“The moment universities stop even pretending to respect and obey central government is the moment a huge weight will be lifted off them. Everyone will feel better for dropping the pretence.”
This suggestion, offered on Twitter, probably isn’t an advisable strategy for university leaders, but some will no doubt have sympathy with the sentiment.
The relationship between government and universities has never been straightforward.
In most cases, universities are neither wholly public nor private, but operate somewhere between the two.
Autonomous in principle, but beholden to the state for funding, it is inevitable that this independence – of inquiry as well as of governance – can lead to tension.
But in some contexts it can also lead to a much more serious breakdown in the relationship, and even a deliberate running down of universities.
I recall a lecture by former South African president Thabo Mbeki at a Times Higher Education event some years ago, at which he warned of the “perception among the African ruling elite that universities are serving as centres of political opposition”.
The result, he said, was that “many African countries’ governments came to consider expenditure on universities and therefore higher education as a burdensome cost rather than an absolutely necessary and beneficial investment”.

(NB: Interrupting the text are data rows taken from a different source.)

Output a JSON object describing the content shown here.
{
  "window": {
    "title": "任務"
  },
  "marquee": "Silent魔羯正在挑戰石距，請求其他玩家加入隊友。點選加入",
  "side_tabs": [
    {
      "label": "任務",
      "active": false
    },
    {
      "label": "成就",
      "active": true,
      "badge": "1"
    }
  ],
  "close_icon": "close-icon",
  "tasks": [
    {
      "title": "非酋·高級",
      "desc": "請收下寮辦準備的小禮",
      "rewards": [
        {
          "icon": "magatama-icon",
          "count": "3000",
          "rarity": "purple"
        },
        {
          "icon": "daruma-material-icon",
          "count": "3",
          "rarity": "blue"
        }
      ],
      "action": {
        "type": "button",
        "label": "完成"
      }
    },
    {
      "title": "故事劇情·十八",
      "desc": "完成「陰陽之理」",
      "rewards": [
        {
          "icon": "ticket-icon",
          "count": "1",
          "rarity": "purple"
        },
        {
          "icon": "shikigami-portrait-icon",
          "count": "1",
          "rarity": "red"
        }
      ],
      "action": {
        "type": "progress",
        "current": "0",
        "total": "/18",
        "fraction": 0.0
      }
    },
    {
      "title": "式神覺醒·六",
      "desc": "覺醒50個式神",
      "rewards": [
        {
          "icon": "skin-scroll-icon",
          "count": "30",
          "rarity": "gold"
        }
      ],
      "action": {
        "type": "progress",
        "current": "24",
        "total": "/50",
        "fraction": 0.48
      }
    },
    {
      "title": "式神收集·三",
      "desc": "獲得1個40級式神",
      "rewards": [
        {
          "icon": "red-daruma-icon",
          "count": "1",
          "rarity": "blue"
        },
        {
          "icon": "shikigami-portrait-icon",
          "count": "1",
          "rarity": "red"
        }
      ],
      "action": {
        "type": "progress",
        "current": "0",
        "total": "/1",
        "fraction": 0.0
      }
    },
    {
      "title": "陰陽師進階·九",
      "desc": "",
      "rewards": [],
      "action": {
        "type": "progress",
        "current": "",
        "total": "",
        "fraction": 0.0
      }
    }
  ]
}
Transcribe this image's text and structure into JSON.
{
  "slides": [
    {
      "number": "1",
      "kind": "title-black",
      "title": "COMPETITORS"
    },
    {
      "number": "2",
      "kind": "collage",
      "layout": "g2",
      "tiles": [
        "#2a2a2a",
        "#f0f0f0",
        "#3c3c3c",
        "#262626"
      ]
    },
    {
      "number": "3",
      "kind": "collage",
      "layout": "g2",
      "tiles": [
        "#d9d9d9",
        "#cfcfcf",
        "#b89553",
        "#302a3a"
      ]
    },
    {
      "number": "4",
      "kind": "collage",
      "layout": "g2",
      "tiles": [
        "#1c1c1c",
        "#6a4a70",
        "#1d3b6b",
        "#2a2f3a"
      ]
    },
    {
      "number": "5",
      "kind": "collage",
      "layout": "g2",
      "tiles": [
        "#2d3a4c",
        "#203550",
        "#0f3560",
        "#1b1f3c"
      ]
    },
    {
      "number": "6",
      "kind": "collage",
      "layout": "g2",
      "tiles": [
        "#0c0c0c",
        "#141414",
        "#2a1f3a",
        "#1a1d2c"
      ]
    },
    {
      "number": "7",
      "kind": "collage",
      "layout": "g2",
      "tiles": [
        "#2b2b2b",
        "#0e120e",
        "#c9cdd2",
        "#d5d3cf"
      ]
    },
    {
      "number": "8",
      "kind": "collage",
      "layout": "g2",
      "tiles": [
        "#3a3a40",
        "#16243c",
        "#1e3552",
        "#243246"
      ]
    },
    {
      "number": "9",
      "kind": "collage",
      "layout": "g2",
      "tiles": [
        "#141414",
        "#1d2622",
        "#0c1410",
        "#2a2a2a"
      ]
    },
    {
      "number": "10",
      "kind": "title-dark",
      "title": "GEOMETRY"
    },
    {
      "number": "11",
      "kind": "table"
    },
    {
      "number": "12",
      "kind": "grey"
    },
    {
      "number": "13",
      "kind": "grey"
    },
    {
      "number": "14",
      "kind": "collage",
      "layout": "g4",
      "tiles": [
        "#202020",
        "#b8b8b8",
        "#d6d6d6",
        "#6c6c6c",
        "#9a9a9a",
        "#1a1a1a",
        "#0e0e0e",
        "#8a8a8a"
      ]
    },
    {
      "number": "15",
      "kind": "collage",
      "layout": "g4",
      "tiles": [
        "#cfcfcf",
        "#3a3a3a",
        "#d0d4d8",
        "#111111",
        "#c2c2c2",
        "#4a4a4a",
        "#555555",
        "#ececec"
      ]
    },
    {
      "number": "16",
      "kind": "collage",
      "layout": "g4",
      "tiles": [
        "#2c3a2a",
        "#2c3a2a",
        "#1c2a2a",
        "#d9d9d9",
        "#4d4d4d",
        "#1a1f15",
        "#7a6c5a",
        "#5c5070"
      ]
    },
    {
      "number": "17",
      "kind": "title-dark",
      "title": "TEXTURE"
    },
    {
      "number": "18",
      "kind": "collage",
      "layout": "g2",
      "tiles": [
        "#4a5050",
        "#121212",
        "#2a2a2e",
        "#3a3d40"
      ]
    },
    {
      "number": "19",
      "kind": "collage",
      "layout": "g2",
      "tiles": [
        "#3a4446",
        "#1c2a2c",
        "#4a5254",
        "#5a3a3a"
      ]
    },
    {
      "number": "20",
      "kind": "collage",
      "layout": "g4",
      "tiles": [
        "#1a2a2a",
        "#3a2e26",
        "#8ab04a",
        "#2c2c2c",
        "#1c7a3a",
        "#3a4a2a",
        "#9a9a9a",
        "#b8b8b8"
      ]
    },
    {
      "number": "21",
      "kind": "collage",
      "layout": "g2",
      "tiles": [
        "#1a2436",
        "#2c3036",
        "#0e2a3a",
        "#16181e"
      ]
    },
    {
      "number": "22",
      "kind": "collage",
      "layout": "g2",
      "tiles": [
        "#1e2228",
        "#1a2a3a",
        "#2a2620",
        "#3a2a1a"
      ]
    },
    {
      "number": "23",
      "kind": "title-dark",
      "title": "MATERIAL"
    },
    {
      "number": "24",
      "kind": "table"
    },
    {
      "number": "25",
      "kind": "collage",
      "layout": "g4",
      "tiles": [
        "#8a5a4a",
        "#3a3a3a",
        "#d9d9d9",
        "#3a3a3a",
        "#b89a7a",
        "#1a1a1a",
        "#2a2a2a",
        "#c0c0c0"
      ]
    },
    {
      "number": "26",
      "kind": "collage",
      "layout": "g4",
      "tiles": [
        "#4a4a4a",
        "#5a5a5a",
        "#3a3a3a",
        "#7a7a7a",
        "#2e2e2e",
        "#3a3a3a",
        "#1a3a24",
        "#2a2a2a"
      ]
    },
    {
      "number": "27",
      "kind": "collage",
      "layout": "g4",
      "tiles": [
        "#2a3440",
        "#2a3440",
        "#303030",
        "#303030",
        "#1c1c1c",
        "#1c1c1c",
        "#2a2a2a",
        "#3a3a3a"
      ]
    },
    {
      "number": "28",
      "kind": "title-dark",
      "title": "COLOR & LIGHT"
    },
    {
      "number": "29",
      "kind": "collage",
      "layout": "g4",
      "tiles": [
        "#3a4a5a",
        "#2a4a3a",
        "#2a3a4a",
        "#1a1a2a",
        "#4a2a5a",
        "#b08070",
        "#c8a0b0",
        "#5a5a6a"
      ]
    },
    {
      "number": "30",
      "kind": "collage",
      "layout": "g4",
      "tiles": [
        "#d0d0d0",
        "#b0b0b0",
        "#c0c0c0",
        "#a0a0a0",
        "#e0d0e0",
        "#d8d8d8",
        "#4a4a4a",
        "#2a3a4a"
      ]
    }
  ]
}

Has something similar happened in more developed university systems in recent years?
A case can be made, and the news stories we cover this week in 色盒直播 demonstrate that the pressures between politics and higher education are far from limited to one region or one type of system.
Most often, the conflict is in the form of who and what should be educated and researched, and in particular the extent to which those choices are made with explicit economic returns in mind.
In Denmark, for example, academics have been left “shocked and rattled” by a government diktat forcing universities to cut enrolments as part of a push to level up the country’s economy.
At one institution, Aalborg University, this has led to the planned closure of 18 courses to allow the institution to hit its target – a forced cut that “no matter how it is solved, significantly affects our university”, according to Aalborg’s rector.
In Australia, a monumental row continues over the latest ministerial intervention in research priorities, in which a number of research grants were cancelled on the basis that they “do not demonstrate value for taxpayers’ money nor contribute to the national interest”.
While academia has become used to government signposting certain priorities when funding calls are made, such post hoc interference has been seen as an invidious additional incursion into academic freedom.
Indeed, John Shine, president of the Australian Academy of Science, warned that such political control of “what gets done, where and by whom is antithetical to the spirit of a democracy that is built on free and open critical enquiry”.
Meanwhile, in very different circumstances, we report on the uncertainty that now stalks university hallways in Hong Kong, where higher education institutions and academics continue to come to terms with their new operating environment following the implementation of the National Security Law.
One scholar, who has left Hong Kong to work in the US, tells us that fear of “sedition” meant that discussing controversial issues now “requires effort and risk – a minority taste”.
In light of such challenges, the ongoing disquiet that exists in systems such as England’s –?concern over the independence of the regulator, for example – may seem tame by comparison.
But the underlying question is the same: are universities free, autonomous, and in control of who and what to teach and research – or are they not?
Perhaps the only institutions that could answer yes to all of these questions are the very small handful of elite institutions with billions of pounds (or, more often, dollars) in endowment funds.
But then again, private donations come with strings of their own, and there isn’t a university that could cut the ties to public research funding altogether and maintain?its status.
For most of the world, this link between universities and government as two actors with enormous power to influence the societies they serve is, taken in the round, a good and necessary symbiosis.
But for it to be a productive relationship, trust, transparency and respect?are needed on both sides – and in too many countries, those qualities?seem to be on the slide.